Search code examples
mathhexuuidpartitioning

How to partition UUID space into N equal-size partitions?


Take a UUID in its hex representation: '123e4567-e89b-12d3-a456-426655440000'

I have a lot of such UUIDs, and I want to separate them into N buckets, where N is of my choosing, and I want to generate the bounds of these buckets.

I can trivially create 16 buckets with these bounds:

00000000-0000-0000-0000-000000000000
10000000-0000-0000-0000-000000000000
20000000-0000-0000-0000-000000000000
30000000-0000-0000-0000-000000000000
...
e0000000-0000-0000-0000-000000000000
f0000000-0000-0000-0000-000000000000
ffffffff-ffff-ffff-ffff-ffffffffffff

just by iterating over the options for the first hex digit.

Suppose I want 50 equal size buckets(equal in terms of number of UUID possibilities contained within each bucket), or 2000 buckets, or N buckets.

How do I generate such bounds as a function of N?


Solution

  • Your UUIDs above are 32 hex digits in length. So that means you have 16^32 ≈ 3.4e38 possible UUIDs. A simple solution would be to use a big int library (or a method of your own) to store these very large values as actual numbers. Then, you can just divide the number of possible UUIDs by N (call that value k), giving you bucket bounds of 0, k, 2*k, ... (N-1)*k, UMAX.

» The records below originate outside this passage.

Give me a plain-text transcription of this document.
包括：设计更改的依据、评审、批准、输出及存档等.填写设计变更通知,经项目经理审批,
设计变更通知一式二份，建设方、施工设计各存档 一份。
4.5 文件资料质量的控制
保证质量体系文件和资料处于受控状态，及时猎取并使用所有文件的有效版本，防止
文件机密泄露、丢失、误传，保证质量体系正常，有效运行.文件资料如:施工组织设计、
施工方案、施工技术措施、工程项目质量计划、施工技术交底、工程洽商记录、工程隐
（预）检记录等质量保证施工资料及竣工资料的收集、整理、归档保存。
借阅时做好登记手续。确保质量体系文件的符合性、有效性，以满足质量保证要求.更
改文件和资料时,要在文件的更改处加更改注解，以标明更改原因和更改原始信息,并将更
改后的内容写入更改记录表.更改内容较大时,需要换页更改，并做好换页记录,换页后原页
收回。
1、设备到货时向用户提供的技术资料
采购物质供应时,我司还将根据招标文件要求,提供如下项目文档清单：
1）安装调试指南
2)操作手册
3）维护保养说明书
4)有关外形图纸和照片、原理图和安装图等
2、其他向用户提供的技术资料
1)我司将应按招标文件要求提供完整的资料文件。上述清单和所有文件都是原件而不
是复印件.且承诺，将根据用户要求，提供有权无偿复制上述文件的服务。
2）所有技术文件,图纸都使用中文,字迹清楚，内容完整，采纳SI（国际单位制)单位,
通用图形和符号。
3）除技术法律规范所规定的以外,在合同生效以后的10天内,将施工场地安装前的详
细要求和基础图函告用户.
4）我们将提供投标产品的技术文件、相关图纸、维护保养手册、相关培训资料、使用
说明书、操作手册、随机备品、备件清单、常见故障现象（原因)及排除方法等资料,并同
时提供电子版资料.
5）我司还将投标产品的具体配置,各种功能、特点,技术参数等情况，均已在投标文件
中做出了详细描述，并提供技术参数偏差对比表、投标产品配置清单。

    This runs into a problem if N doesn't divide the number of possible UUIDs. Obviously, not every bucket will have the same number of UUIDs, but in this case, they won't even be evenly distributed. For example, if the number of possible UUIDs is 32, and you want 7 buckets, then k would be 4, so you would have buckets of size 4, 4, 4, 4, 4, 4, and 8. This probably isn't ideal. To fix this, you could instead make the bucket bounds at 0, (1*UMAX)/N, (2*UMAX)/N, ... ((N-1)*UMAX)/N, UMAX. Then, in the inconvenient case above, you would end up with bounds at 0, 4, 9, 13, 18, 22, 27, 32 -- giving bucket sizes of 4, 5, 4, 5, 4, 5, 5.

    You will probably need a big int library or some other method to store large integers in order to use this method. For comparison, a long long in C++ (in some implementations) can only store up to 2^64 ≈ 1.8e19.